Invitrocue so far has focused on its Asian home base, as well as Japan, Hong Kong, Australia and Europe.

“We haven’t even started looking at the US,” Dr Fang says. “We are doing every country we can physically get our head around, rather than doing everything and not succeeding.”

Invitrocue’s revenues to date have derived from the liver testing. These amounts include reagents and consumables, as well as revenue for interpreting the data the models generate.

The company expects to roll out its Onco-PDO kits this year.

In February, the company announced $100,000 assistance from Invest Northern Ireland, which could involve “a number of possible scientific and commercial partnerships”.

It’s expected this tie-up will be a beach head to the European market — even though Irish eyes aren’t smiling after Northern Ireland is being forced to secede from the EU by its Westminster masters.

Invitrocue isn’t ignoring the Middle Kingdom, either: In August 2016, the company inked a strategic agreement with Qiagen Suzhou Translational Medicine Co.

This deal involves Invitrocue providing its technology to discover biomarkers (indicators of disease) for the Chinese biopharmaceutical market.

Financials

Invitrocue’s is light-on for cash — with just $1.7 million at the end of March — but the directors opine the company is a going concern as it intends to raise “at least” $2.5 million by May 2018.

Hey – that’s this month!

Dr Fang confirms a capital raising is in train, but is circumspect about its exact nature.

In the December quarter, Invitrocue raised $2.6 million from institutional investors across two placements.

The company also has 69.7 million unlisted options on issue, exercisable between 5c and 10c, with 48.4 million expiring in February 2033, about the same time as Dr Augustine’s ship leaves for Pandora in search of unobtanium.

The board is also mulling a dual listing but not necessarily on the Nasdaq, having been contacted by a number of exchanges globally.

“But my hope is to make Invitrocue a dividend stock before we talk about corporate action,” Dr Fang says.

Dividend? Say that again?

Yes!

Dr Fang says that Invitrocue can become profitable even without Onco-PDO and pay a divvy — a unicorn-type rarity in the biotech, sorry, life sciences, world.

“But Onco-PDO will really drive the company in terms of revenue and profits.”

Dr Boreham’s diagnosis

Invitrocue is a bit like the 19th Century goldfields shovel merchants, who ultimately did better than the miners themselves.

Rather than digging for gold (making drugs) per se, Invitrocue is making life easier for the drug-makers while hopefully saving lives.

As usual, there are grown-up companies that Invitrocue can aspire to become. The Nasdaq-listed Foundation Medicine tests for more than 300 cancer-related genes and is worth a cool $US2.5 billion.
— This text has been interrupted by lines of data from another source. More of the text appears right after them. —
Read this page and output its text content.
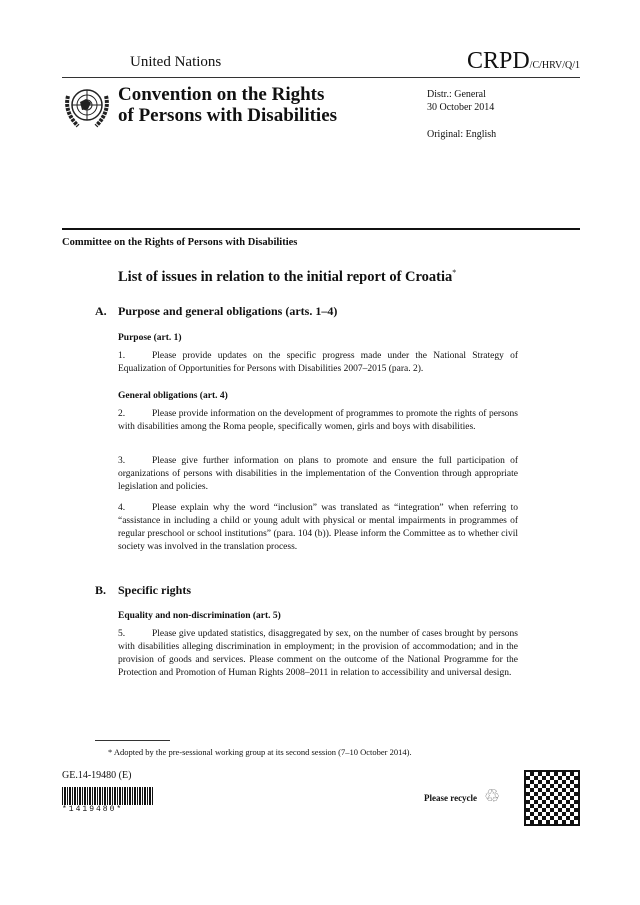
United Nations	CRPD/C/HRV/Q/1
Convention on the Rights
of Persons with Disabilities
Distr.: General
30 October 2014
Original: English
Committee on the Rights of Persons with Disabilities
List of issues in relation to the initial report of Croatia*
A. Purpose and general obligations (arts. 1–4)
Purpose (art. 1)
1.	Please provide updates on the specific progress made under the National Strategy of Equalization of Opportunities for Persons with Disabilities 2007–2015 (para. 2).
General obligations (art. 4)
2.	Please provide information on the development of programmes to promote the rights of persons with disabilities among the Roma people, specifically women, girls and boys with disabilities.
3.	Please give further information on plans to promote and ensure the full participation of organizations of persons with disabilities in the implementation of the Convention through appropriate legislation and policies.
4.	Please explain why the word “inclusion” was translated as “integration” when referring to “assistance in including a child or young adult with physical or mental impairments in programmes of regular preschool or school institutions” (para. 104 (b)). Please inform the Committee as to whether civil society was involved in the translation process.
B. Specific rights
Equality and non-discrimination (art. 5)
5.	Please give updated statistics, disaggregated by sex, on the number of cases brought by persons with disabilities alleging discrimination in employment; in the provision of accommodation; and in the provision of goods and services. Please comment on the outcome of the National Programme for the Protection and Promotion of Human Rights 2008–2011 in relation to accessibility and universal design.
* Adopted by the pre-sessional working group at its second session (7–10 October 2014).
GE.14-19480 (E)
*1419480*
Please recycle ♲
Dr Fang says he’s made mistakes along the way and Invitrocue will learn from them.

“There is no such thing as getting it right in the first time.”

That said, Invitrocue looks well-past the experimental sand-pit stage and hopefully that will be reflected in the financials sooner rather than later.

 

This column first appeared in Biotech Daily

Disclosure: Dr Boreham is not a qualified medical practitioner and does not possess a doctorate of any sort. Mistakes? He’s made a few — often the same ones twice — and is still learning from them, but looks good in blue skin.